Persimmon cheesecake is a delicious dessert that layers blueberries and a filling of persimmon, ricotta and honey on a sweet pastry base. This elegant dessert is perfect to serve when entertaining guests.
1 person made this
1 cup (150g) plain flour
1/2 cup (90g) icing sugar
1 egg yolk
4 ripe persimmons, pureed, divided
175g ricotta cheese
80g mascarpone cheese
2 tablespoons honey
300g fresh blueberries
Directions Preparation:20min › Cook:35min › Extra time:15min › Ready in:1hour10min
Preheat oven to 150 degrees C.
Make the sweet pastry:
Combine flour, icing sugar, butter and egg yolk together in a bowl. Mix until dough is well combined.
Place dough onto a round piece of baking paper. Roll dough out onto your work surface, rotating the paper clockwise after each roll, until dough is about 3mm thick. Slide dough and paper into a tart pan and align the edges.
Bake on the lowest rack in the preheated oven until golden brown, about 20 minutes. Remove from oven.
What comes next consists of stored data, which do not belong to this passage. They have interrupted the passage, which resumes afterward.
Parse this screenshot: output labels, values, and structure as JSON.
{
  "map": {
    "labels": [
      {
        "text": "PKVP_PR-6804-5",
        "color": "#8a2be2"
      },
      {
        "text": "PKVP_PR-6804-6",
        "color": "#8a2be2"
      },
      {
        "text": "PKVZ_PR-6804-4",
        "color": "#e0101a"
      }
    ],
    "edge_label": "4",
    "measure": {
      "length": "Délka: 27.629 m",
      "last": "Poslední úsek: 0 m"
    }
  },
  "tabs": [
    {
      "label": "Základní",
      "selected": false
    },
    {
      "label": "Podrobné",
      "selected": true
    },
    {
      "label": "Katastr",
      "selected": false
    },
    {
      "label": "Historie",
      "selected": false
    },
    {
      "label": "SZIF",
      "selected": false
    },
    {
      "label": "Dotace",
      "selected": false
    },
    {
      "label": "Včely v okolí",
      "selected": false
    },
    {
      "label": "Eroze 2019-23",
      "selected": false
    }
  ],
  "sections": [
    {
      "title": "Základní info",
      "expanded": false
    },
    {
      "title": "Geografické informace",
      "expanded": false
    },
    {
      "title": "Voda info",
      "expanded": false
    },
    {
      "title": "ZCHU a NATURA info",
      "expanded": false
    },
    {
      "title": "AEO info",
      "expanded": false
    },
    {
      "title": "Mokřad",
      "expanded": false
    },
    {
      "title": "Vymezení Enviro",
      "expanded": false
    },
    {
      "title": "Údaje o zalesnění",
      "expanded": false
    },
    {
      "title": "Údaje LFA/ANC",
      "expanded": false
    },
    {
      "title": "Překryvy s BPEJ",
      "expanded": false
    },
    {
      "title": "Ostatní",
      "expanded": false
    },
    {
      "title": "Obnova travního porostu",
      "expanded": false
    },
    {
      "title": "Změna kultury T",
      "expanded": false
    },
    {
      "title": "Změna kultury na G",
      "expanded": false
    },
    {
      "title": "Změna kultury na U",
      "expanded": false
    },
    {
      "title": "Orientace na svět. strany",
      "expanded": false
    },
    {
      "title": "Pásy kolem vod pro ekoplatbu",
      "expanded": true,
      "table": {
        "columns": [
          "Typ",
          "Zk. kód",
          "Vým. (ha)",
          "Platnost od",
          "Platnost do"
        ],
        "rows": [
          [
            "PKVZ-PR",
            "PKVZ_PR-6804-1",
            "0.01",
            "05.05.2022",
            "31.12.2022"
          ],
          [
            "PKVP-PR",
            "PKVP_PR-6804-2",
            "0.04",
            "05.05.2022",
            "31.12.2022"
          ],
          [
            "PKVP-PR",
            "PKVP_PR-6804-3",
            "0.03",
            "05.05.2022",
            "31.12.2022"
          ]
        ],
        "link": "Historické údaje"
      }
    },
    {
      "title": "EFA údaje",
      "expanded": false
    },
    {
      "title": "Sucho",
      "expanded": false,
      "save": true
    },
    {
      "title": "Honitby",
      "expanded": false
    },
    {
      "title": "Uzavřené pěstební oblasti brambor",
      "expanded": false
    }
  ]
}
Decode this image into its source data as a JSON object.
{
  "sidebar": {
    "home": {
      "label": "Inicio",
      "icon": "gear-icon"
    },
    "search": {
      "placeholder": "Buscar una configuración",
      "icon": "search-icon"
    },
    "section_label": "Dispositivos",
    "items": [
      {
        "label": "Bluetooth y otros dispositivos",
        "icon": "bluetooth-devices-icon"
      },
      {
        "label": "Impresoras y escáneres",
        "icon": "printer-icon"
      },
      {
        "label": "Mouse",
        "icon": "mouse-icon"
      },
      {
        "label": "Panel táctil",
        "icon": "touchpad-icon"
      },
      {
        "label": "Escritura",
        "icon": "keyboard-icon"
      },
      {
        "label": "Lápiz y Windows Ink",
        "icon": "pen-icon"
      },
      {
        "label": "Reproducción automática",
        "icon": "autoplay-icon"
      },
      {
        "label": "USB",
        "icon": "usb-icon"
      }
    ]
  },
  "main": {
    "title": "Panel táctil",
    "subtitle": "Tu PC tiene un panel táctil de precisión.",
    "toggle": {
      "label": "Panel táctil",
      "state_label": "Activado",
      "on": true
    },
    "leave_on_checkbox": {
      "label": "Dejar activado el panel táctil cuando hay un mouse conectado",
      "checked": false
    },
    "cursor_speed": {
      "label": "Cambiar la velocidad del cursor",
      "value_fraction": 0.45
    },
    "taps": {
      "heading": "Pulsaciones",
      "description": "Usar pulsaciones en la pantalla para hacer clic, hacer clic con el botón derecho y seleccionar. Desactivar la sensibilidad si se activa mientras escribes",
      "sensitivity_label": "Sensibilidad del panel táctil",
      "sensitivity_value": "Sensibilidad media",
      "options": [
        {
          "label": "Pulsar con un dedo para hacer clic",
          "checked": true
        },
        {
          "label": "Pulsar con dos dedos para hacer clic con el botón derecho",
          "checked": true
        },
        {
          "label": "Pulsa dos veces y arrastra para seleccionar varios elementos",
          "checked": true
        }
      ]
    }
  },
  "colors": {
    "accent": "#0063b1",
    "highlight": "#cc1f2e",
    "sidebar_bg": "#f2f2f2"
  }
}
Keep oven on.
Make the filling:
Whisk 2 pureed persimmons together with ricotta cheese, mascarpone cheese and honey in a bowl. Spread mixture over the baked dough, leaving 1cm space on the edges.
Place dough back in the oven and bake until a toothpick inserted into the cheesecake comes out clean, 10 to 15 minutes. Remove and let cool in the pan until firm, at least 15 minutes.
Spread the remaining persimmon puree over the cake. Sprinkle blueberries on top.